Au-delà de la réflexion sur la réduction du montant de l’impôt, il est utile de s’interroger sur le revenu net après impôt. A l’ère du travailler plus pour gagner moins, il est urgent d’inverser la tendance. La bonne question est donc comment travailler moins pour gagner plus ?

Le statut de loueur meublé non professionnel (LMNP) a fait l'objet de nombreux débats à l'Assemblée nationale lors de la dernière loi de finances qui portait sur l'année 2024. Contrairement à la location vide  qualifiée de revenu foncier, la location meublée permet d'amortir le bien immobilier.

Avec le statut de loueur meublé non professionnel, vous n'imputez pas de déficit sur le revenu global, contrairement aux revenus fonciers. Vous n'allez pas réduire votre impôt réellement comme une réduction d'impôt, mais par contre vous augmentez votre revenu sans payer plus d'impôts.

Dans les dispositifs de défiscalisation, il ne faut pas oublier que cela doit vous faire économiser de l'impôt mais cela contribue à augmenter votre revenu imposable. Cela va compenser une partie de l'augmentation d'impôts. L'intérêt du statut LMNP est justement d'éviter une partie de l'imposition. Cela a fait bondir un certain nombre de parlementaires de la majorité actuelle. Ils ont précisé que cela entraînait un déséquilibre entre deux régimes entre d'un côté du revenu foncier (une location vide ou nue) et de l'autre un meublé. Nombreux sont ceux qui voudraient gommer ou supprimer cette différence avec l’instauration d’un régime unique.
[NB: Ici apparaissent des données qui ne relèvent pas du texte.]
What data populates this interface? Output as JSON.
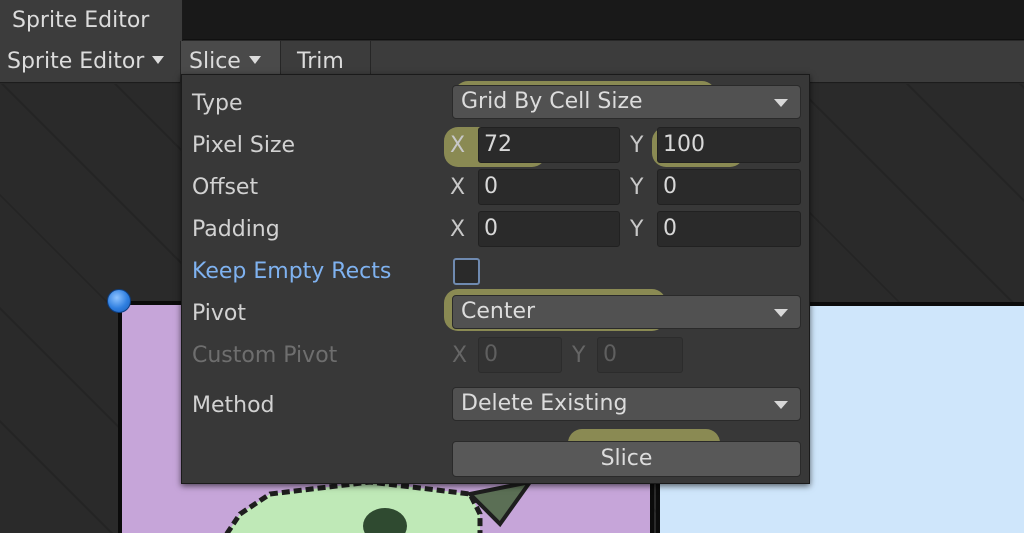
{
  "window": {
    "tab_title": "Sprite Editor"
  },
  "toolbar": {
    "sprite_editor_label": "Sprite Editor",
    "slice_label": "Slice",
    "trim_label": "Trim"
  },
  "slice_popup": {
    "type": {
      "label": "Type",
      "value": "Grid By Cell Size"
    },
    "pixel_size": {
      "label": "Pixel Size",
      "x_axis": "X",
      "x_value": "72",
      "y_axis": "Y",
      "y_value": "100"
    },
    "offset": {
      "label": "Offset",
      "x_axis": "X",
      "x_value": "0",
      "y_axis": "Y",
      "y_value": "0"
    },
    "padding": {
      "label": "Padding",
      "x_axis": "X",
      "x_value": "0",
      "y_axis": "Y",
      "y_value": "0"
    },
    "keep_empty_rects": {
      "label": "Keep Empty Rects",
      "checked": false
    },
    "pivot": {
      "label": "Pivot",
      "value": "Center"
    },
    "custom_pivot": {
      "label": "Custom Pivot",
      "x_axis": "X",
      "x_value": "0",
      "y_axis": "Y",
      "y_value": "0",
      "disabled": true
    },
    "method": {
      "label": "Method",
      "value": "Delete Existing"
    },
    "slice_button_label": "Slice"
  },
  "colors": {
    "highlight": "#cdcd69",
    "link_label": "#7fb2f0",
    "sprite_purple": "#c6a5d9",
    "sprite_blue": "#cfe6fb",
    "handle": "#2f7fe0"
  }
}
D’autres pistes peuvent être intéressantes si l’on ne souhaite pas gérer soi-même le patrimoine. Un dispositif existe, la SCPI, la société civile de placement immobilier. Ces sociétés ont un agrément qui est donné par l'Autorité des marchés financiers et sont soumises à de nombreuses contraintes juridiques. Elles vont collecter l'épargne des gens, investir sur des ensembles immobiliers et gérer le tout. Des SCPI investissent, pas uniquement en France mais aussi à l'étranger, en Europe notamment. Si vous investissez par exemple au travers d'une SCPI qui achète des immeubles en Allemagne, vous aurez des avantages fiscaux indéniables, avec des taux d’imposition moindres (à environ 20 % au lieu de 47,20 % minimum).

Il y a un énorme engouement pour les SCPI européennes qui investissent maintenant en dehors de la France et qui au final représentent un dispositif plus intéressant pour le contribuable que la location vide en France mais moins intéressant que la location meublée. Si la scpi est un beau produit, elle comporte des inconvénients et risques. Elle doit donc s’inscrire dans une réflexion patrimoniale globale. C’est ce que j’incite à faire les adhérents de l’UNPI 95, Union Nationale des Propriétaires Immobiliers du Val d’Oise, que je préside. 

Cela pose donc la question de la compétitivité fiscale et de l’attractivité fiscale de la France par rapport à d'autres places financières. Emmanuel Macron a ouvert le débat en disant qu’il fallait réfléchir à l'attractivité financière de la France et qu’elle était indissociable de l'attractivité fiscale.